Colette McEachin, Commonwealth’s Attorney and prosecutor in the case, also weighed in on Mr. Pollard’s sentencing. Mrs. McEachin attributes the crime to multiple issues, including Mr. Pollard feeling threatened by social media posts and Instagram messages and videos. Mr. Pollard also was able to easily access and conceal a gun, ultimately exercising “life-changingly bad judgment,” Mrs. McEachin stated in an email.

The sentence was fair for the crime committed, she stated. Because Mr. Pollard pleaded guilty, he waived the right to an appeal, Mrs. McEachin explained.

Mr. Pollard

Mr. Pollard

Tameeka Jackson-Smith, mother of Mr. Jackson and widow of Mr. Smith, played a crucial role in Mr. Pollard receiving a plea deal.

“(Mr. Pollard) received the plea deal only because I agreed to it,” Mrs. Jackson-Smith, 40, stated in an email. “I agreed to it because even through my pain, I see two families hurting.”

Mrs. Jackson-Smith believes justice was served for her son. She hopes the sentence will deter others from committing similar crimes in the future.

“This is a pain I don’t wish on no one,” Mrs.

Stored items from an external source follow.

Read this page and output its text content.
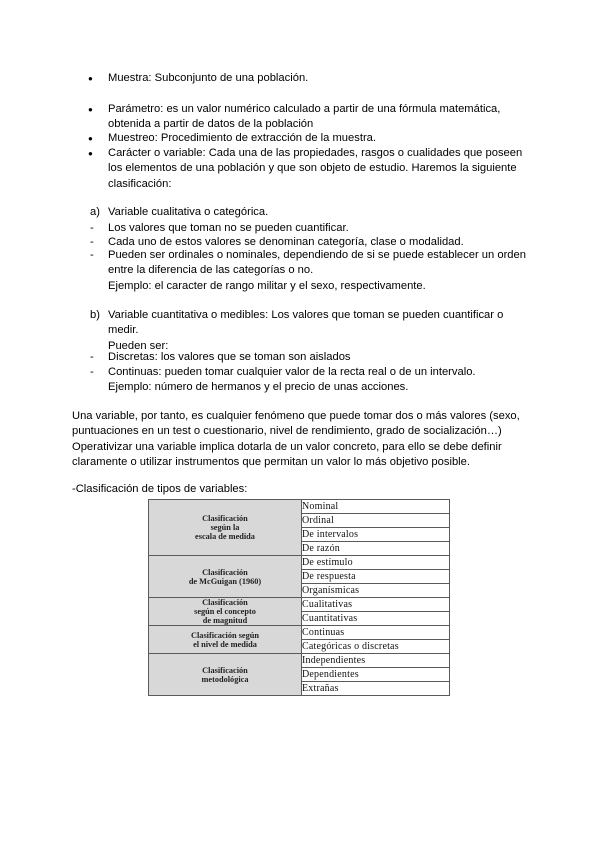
● Muestra: Subconjunto de una población.
● Parámetro: es un valor numérico calculado a partir de una fórmula matemática,
obtenida a partir de datos de la población
● Muestreo: Procedimiento de extracción de la muestra.
● Carácter o variable: Cada una de las propiedades, rasgos o cualidades que poseen
los elementos de una población y que son objeto de estudio. Haremos la siguiente
clasificación:
a) Variable cualitativa o categórica.
- Los valores que toman no se pueden cuantificar.
- Cada uno de estos valores se denominan categoría, clase o modalidad.
- Pueden ser ordinales o nominales, dependiendo de si se puede establecer un orden
entre la diferencia de las categorías o no.
Ejemplo: el caracter de rango militar y el sexo, respectivamente.
b) Variable cuantitativa o medibles: Los valores que toman se pueden cuantificar o
medir.
Pueden ser:
- Discretas: los valores que se toman son aislados
- Continuas: pueden tomar cualquier valor de la recta real o de un intervalo.
Ejemplo: número de hermanos y el precio de unas acciones.
Una variable, por tanto, es cualquier fenómeno que puede tomar dos o más valores (sexo,
puntuaciones en un test o cuestionario, nivel de rendimiento, grado de socialización…)
Operativizar una variable implica dotarla de un valor concreto, para ello se debe definir
claramente o utilizar instrumentos que permitan un valor lo más objetivo posible.
-Clasificación de tipos de variables:
Clasificación
según la
escala de medida	Nominal
	Ordinal
	De intervalos
	De razón

Clasificación
de McGuigan (1960)	De estímulo
	De respuesta
	Organísmicas

Clasificación
según el concepto
de magnitud	Cualitativas
	Cuantitativas

Clasificación según
el nivel de medida	Continuas
	Categóricas o discretas

Clasificación
metodológica	Independientes
	Dependientes
	Extrañas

Jackson-Smith stated. “Sadly, it seems Richmond is seeing far too much crime and it takes a village to stop this, and work together.”

To prevent further shooting tragedies, Mrs. Jackson-Smith suggests that the community band together. She urges parents to “be in your children’s business” and talk to each other. More activities are also needed for the youths, she stated.

“When I was growing up, we had so much to do,” Mrs. Jackson-Smith stated. “We had PAL, we had summer programs, we played sports, we had recreational centers that had cooking classes, dance classes, etc., for free. Now, everything is a fee and so expensive, most kids are left to just run the streets. We need unity!”